NEW YORK (AP) — Best-selling cookbook author Julia Turshen concentrates on the raw material of each recipe — ingredients, utensils and ounces. But behind the food is something else.
“I’ve always been drawn to cookbooks because I think they’re this remarkable way to share stories,” she says. “I think food is just a vehicle for these stories.”
By that measure, her latest offering, Simply Julia, is as close to an autobiography as a cookbook can be, from her handwritten recipe titles to the inclusion of old family snapshots, photographs of her at home, essays and a peek into her life with every dish.
“The thing that weaves them all together is that they all really have a very personal story attached to them,” she said by phone from her home in New York’s Hudson Valley.
The book is a compilation of 110 healthy comfort dishes, from turkey shepherd’s pie to Hasselback carrots.
There are 87 vegetarian recipes, 42 vegan ones, a chapter on chicken dishes, and egg-free and gluten-free options. They require no hard-to-find ingredients.

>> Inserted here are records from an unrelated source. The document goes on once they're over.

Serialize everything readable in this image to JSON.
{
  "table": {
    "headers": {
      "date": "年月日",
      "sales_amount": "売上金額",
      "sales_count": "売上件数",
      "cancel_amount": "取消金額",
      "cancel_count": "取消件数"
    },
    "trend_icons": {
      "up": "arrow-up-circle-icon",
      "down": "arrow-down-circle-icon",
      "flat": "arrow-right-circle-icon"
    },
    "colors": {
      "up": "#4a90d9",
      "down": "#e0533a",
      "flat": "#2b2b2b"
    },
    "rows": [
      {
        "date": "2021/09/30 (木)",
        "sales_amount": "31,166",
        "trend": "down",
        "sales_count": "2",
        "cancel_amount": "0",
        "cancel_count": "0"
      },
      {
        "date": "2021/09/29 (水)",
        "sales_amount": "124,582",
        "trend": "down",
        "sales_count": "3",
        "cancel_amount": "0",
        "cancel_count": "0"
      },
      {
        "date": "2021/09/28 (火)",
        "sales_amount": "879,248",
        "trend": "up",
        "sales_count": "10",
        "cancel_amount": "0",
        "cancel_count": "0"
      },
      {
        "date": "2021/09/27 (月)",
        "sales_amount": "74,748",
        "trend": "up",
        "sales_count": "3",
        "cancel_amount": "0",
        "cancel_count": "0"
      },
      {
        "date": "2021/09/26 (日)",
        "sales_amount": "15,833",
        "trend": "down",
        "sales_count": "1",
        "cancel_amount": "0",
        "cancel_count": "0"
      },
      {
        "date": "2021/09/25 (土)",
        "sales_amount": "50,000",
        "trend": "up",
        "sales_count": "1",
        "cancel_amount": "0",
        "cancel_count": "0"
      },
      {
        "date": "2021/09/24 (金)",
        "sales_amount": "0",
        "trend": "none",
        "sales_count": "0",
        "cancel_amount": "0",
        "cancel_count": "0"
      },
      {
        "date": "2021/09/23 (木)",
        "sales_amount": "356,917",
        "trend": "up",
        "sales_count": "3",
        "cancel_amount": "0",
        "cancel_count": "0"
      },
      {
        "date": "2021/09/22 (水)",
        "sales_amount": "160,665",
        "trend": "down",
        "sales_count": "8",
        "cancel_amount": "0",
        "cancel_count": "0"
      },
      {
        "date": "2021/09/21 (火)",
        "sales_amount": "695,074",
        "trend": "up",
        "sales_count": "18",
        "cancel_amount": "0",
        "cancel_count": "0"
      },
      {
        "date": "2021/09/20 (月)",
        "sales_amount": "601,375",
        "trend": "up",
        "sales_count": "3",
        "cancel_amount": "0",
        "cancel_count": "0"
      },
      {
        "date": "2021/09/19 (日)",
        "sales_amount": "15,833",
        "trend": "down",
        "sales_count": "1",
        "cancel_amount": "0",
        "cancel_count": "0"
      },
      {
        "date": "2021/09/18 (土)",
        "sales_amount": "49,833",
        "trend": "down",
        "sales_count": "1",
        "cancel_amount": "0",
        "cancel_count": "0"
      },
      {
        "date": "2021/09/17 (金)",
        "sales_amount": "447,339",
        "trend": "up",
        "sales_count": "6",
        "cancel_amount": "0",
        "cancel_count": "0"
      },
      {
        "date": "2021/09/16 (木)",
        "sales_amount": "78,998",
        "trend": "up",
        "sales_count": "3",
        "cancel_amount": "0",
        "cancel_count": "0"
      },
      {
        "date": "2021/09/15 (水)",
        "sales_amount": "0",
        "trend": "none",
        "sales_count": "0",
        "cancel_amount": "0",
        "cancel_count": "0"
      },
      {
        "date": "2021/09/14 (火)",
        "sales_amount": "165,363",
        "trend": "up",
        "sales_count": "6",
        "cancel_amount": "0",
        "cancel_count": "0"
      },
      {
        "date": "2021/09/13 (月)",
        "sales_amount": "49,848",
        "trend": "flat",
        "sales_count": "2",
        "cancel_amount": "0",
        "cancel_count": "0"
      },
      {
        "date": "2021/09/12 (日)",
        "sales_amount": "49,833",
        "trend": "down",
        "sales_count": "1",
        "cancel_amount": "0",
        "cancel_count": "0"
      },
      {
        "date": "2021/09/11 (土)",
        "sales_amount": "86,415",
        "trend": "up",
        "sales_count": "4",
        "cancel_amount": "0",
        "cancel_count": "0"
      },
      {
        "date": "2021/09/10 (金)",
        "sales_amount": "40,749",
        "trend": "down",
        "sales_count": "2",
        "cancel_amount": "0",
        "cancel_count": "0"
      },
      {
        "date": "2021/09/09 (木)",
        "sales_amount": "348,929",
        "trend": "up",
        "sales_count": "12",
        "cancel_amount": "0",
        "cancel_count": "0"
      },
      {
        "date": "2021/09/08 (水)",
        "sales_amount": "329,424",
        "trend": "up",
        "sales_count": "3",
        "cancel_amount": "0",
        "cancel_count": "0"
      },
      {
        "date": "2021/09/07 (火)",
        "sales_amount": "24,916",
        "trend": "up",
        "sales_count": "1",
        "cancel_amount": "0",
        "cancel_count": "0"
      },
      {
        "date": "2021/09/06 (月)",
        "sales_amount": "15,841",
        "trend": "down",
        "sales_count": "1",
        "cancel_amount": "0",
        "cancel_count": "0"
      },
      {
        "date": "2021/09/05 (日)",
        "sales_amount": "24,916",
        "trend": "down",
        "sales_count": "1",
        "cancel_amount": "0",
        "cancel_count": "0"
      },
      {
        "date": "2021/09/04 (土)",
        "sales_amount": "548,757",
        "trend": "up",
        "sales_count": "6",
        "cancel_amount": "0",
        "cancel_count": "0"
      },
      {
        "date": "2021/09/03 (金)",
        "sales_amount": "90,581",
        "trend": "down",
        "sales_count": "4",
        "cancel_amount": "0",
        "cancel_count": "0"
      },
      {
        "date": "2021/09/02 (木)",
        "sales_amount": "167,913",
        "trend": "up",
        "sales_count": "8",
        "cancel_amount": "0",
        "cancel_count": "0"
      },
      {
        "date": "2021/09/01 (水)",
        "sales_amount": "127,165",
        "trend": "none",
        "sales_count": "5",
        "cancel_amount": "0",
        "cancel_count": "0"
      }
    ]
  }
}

“What concerns me is that I think a lot of people see more difficult, more time-consuming, more expensive ingredient cooking and think that is somehow the goal,” she said. “Food doesn’t have to be difficult or complicated to be good.”
Each dish has a strong tie to the people and places close to Turshen’s heart. There’s a mushroom and barley soup that is her dad’s favourite, a stew from her mother-in-law, cookies from a close friend, and dishes inspired by an aunt and grandparents.
Turshen revealed the muffins she likes after a run, a drink adopted from her childhood babysitter, and sweet and salty peanuts that mimic a taste from her days living in New York City. Readers learn what five spices she considers musts, and the five things always in her fridge.
Editorial Director Julie Will of Harper Wave, an imprint of HarperCollins, said Turshen has a talent for writing for the home cook — with no unnecessary steps, ingredients that are interchangeable and everything very unfussy.
“The point of view is very specific, but I think that the recipes are universally appealing,” Will said. “Who doesn’t want to know how to make delicious, healthy comfort food that is relatively easy to make?”
Will, a longtime fan of Turshen, said she saw the new book as an opportunity for the chef to be more front and centre, with her name in the title and her face on the cover.
“It felt like it was time for Julia to be more fully recognised as the authority in the space that she is in and for her to have the opportunity to do something that felt a bit more personal,” said Will.
Turshen started the latest book with the notion of offering 10 chapters – like breakfasts, vegan one pots and weeknight dinners – each with 10 recipes. But soon each chapter grew to 11 dishes.